Making Music and Chicken Salad

Opinions, Public Relations Posted Jun 25, 2014 by chenpr

When I’m not here at CHEN PR it’s a pretty safe bet that I’m working on my musical endeavors—recording, producing, and writing songs with my band Bonfire Blue. I’ve been playing music nearly my entire life and while I’m relatively new to the PR game by comparison, I‘ve noticed a number of similarities between what I do here at CHEN and what I do with music—especially when it comes to my role as a producer.


Before I get too far into this it might be helpful if I explain what exactly the role of a record producer is. A record producer’s job is to direct the musicians through the recording process much like a film director directs actors and a film crew. The producer helps make creative decisions about songs and how they will be recorded. Different producers are known for their particular approaches, but they need to be flexible too. Here are four ways that flexibility manifests itself in the creative process:

1. One size does not fit all

Every song and musician is different. There is no modus operandi for recording a great song, just like there is no one way to pitch a story. You need to identify what the most compelling parts of a song or story are and then try to figure out the best way to convey that to an audience.

2. Recognizing potential

You can’t figure out the best way to convey a song or a story without being able to first recognize what makes it compelling. Whether you work in PR or in a recording studio, being able to recognize what your audience will find most stimulating is an important skill and one that is not always as simple as it seems.

3. Control the exchange

A producer generally does not write the songs, in the same way a PR professional does not create the news. What both the producer and the PR pro do is to shape how the song or story is presented to the public. A producer will use his or her judgment and skill to record a song in a way that they believe the audience will find most compelling, while the PR professional will try to control the conversation in a way that will paint their client in the most positive light.

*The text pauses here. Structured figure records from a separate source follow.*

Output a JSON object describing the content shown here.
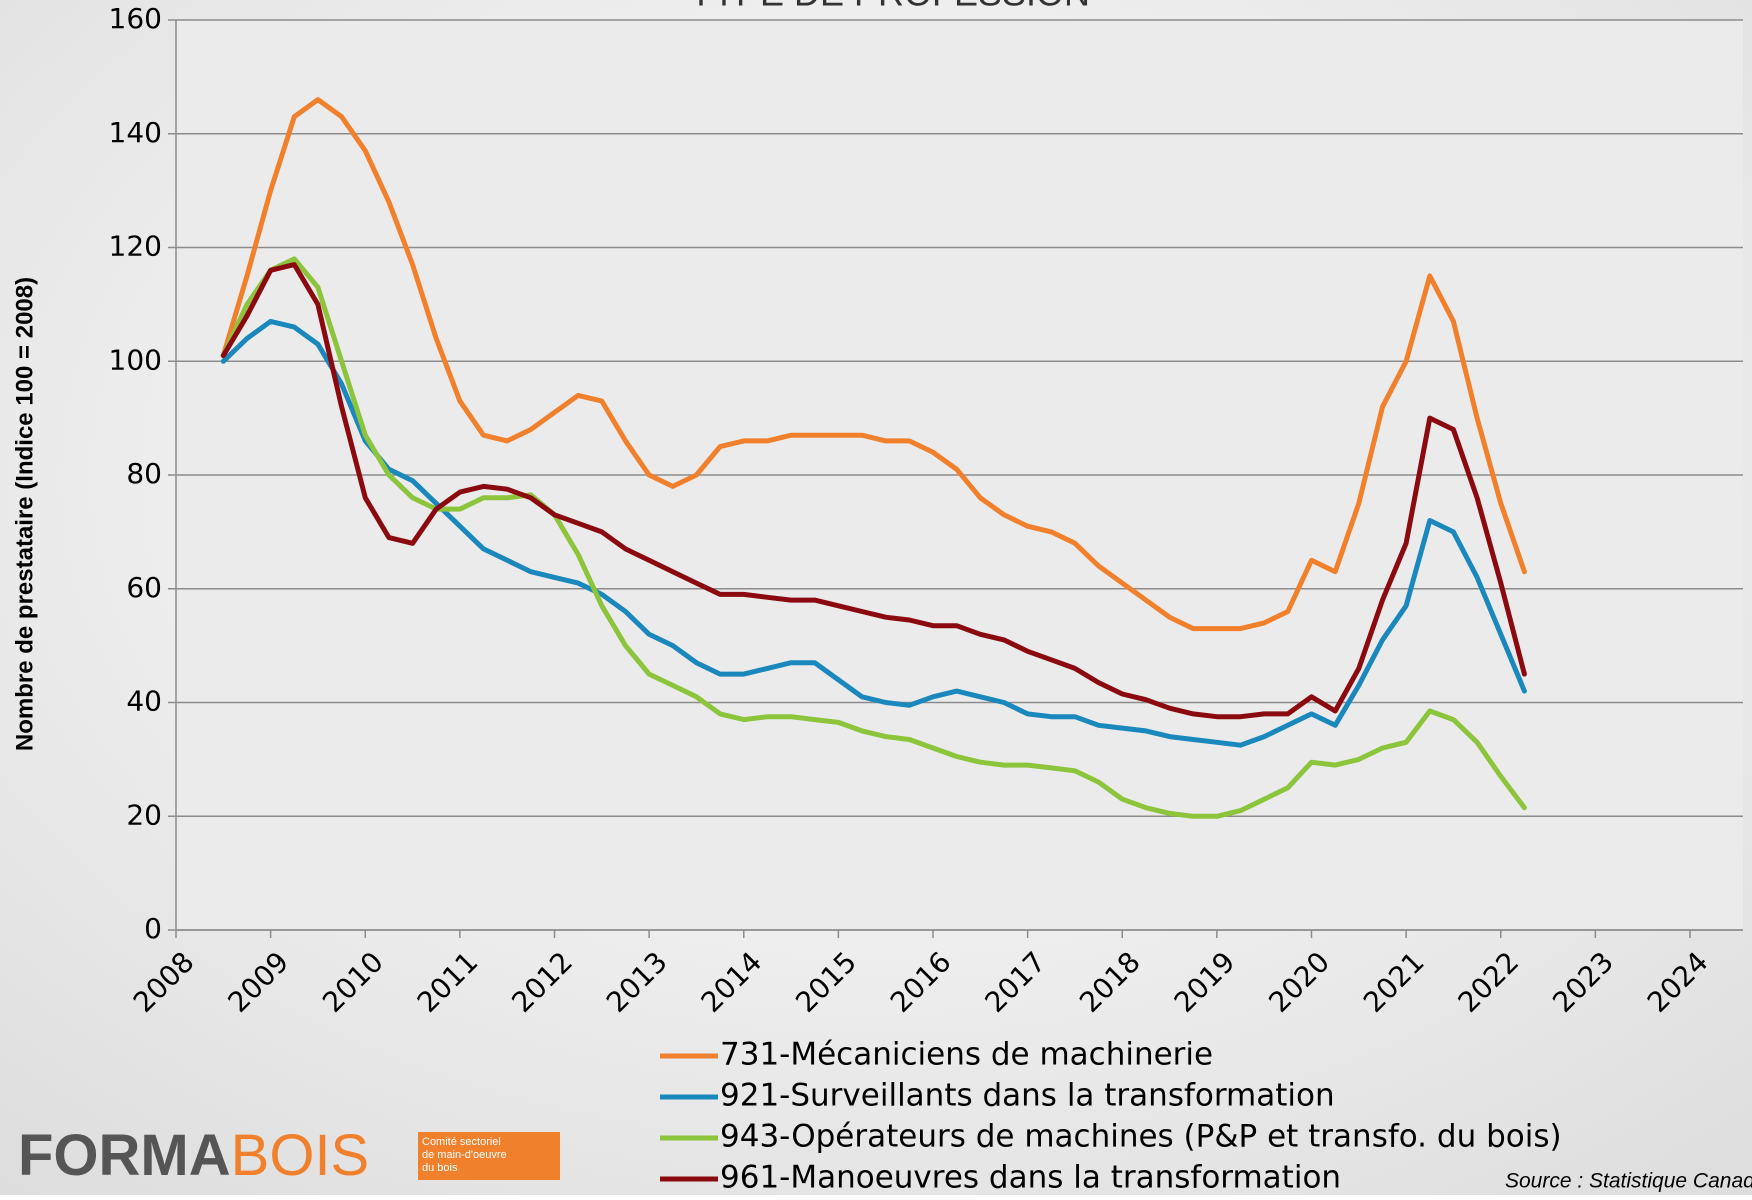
{
  "chart_data": {
    "type": "line",
    "title": "TYPE DE PROFESSION",
    "ylabel": "Nombre de prestataire (Indice 100 = 2008)",
    "x": [
      2008.5,
      2008.75,
      2009,
      2009.25,
      2009.5,
      2009.75,
      2010,
      2010.25,
      2010.5,
      2010.75,
      2011,
      2011.25,
      2011.5,
      2011.75,
      2012,
      2012.25,
      2012.5,
      2012.75,
      2013,
      2013.25,
      2013.5,
      2013.75,
      2014,
      2014.25,
      2014.5,
      2014.75,
      2015,
      2015.25,
      2015.5,
      2015.75,
      2016,
      2016.25,
      2016.5,
      2016.75,
      2017,
      2017.25,
      2017.5,
      2017.75,
      2018,
      2018.25,
      2018.5,
      2018.75,
      2019,
      2019.25,
      2019.5,
      2019.75,
      2020,
      2020.25,
      2020.5,
      2020.75,
      2021,
      2021.25,
      2021.5,
      2021.75,
      2022,
      2022.25
    ],
    "series": [
      {
        "name": "731-Mécaniciens de machinerie",
        "color": "#f0802c",
        "values": [
          101,
          115,
          130,
          143,
          146,
          143,
          137,
          128,
          117,
          104,
          93,
          87,
          86,
          88,
          91,
          94,
          93,
          86,
          80,
          78,
          80,
          85,
          86,
          86,
          87,
          87,
          87,
          87,
          86,
          86,
          84,
          81,
          76,
          73,
          71,
          70,
          68,
          64,
          61,
          58,
          55,
          53,
          53,
          53,
          54,
          56,
          65,
          63,
          75,
          92,
          100,
          115,
          107,
          90,
          75,
          63
        ]
      },
      {
        "name": "921-Surveillants dans la transformation",
        "color": "#1a87bd",
        "values": [
          100,
          104,
          107,
          106,
          103,
          96,
          86,
          81,
          79,
          75,
          71,
          67,
          65,
          63,
          62,
          61,
          59,
          56,
          52,
          50,
          47,
          45,
          45,
          46,
          47,
          47,
          44,
          41,
          40,
          39.5,
          41,
          42,
          41,
          40,
          38,
          37.5,
          37.5,
          36,
          35.5,
          35,
          34,
          33.5,
          33,
          32.5,
          34,
          36,
          38,
          36,
          43,
          51,
          57,
          72,
          70,
          62,
          52,
          42
        ]
      },
      {
        "name": "943-Opérateurs de machines (P&P et transfo. du bois)",
        "color": "#8cc43c",
        "values": [
          101,
          110,
          116,
          118,
          113,
          100,
          87,
          80,
          76,
          74,
          74,
          76,
          76,
          76.5,
          73,
          66,
          57,
          50,
          45,
          43,
          41,
          38,
          37,
          37.5,
          37.5,
          37,
          36.5,
          35,
          34,
          33.5,
          32,
          30.5,
          29.5,
          29,
          29,
          28.5,
          28,
          26,
          23,
          21.5,
          20.5,
          20,
          20,
          21,
          23,
          25,
          29.5,
          29,
          30,
          32,
          33,
          38.5,
          37,
          33,
          27,
          21.5
        ]
      },
      {
        "name": "961-Manoeuvres dans la transformation",
        "color": "#8b0a10",
        "values": [
          101,
          108,
          116,
          117,
          110,
          92,
          76,
          69,
          68,
          74,
          77,
          78,
          77.5,
          76,
          73,
          71.5,
          70,
          67,
          65,
          63,
          61,
          59,
          59,
          58.5,
          58,
          58,
          57,
          56,
          55,
          54.5,
          53.5,
          53.5,
          52,
          51,
          49,
          47.5,
          46,
          43.5,
          41.5,
          40.5,
          39,
          38,
          37.5,
          37.5,
          38,
          38,
          41,
          38.5,
          46,
          58,
          68,
          90,
          88,
          76,
          61,
          45
        ]
      }
    ],
    "xlim": [
      2008,
      2024
    ],
    "xticks": [
      2008,
      2009,
      2010,
      2011,
      2012,
      2013,
      2014,
      2015,
      2016,
      2017,
      2018,
      2019,
      2020,
      2021,
      2022,
      2023,
      2024
    ],
    "ylim": [
      0,
      160
    ],
    "yticks": [
      0,
      20,
      40,
      60,
      80,
      100,
      120,
      140,
      160
    ],
    "grid": true,
    "source": "Source : Statistique Canada"
  },
  "logo": {
    "dark": "FORMA",
    "accent": "BOIS",
    "tagline": [
      "Comité sectoriel",
      "de main-d'oeuvre",
      "du bois"
    ]
  }
}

4. It all starts at the source

A great song, just like a great story, starts at the source; but sometimes the source doesn’t give you a lot to work with. When I was in college I had a recording professor who subscribed to the axiom that, “You can’t turn chicken shit into chicken salad” (with the caveat, “…but at some point you are going to have to try”). Whether this means trying to record a lousy group of musicians or pitching an extraordinarily dull piece of “news,” sometimes you’re going to have to try and make do with what you’ve got. That is where recognizing potential gets difficult.

A good producer like a good PR person needs to learn how to find what’s compelling out of even the worst material. You might not come out with a masterpiece, but you might wind up with chicken salad.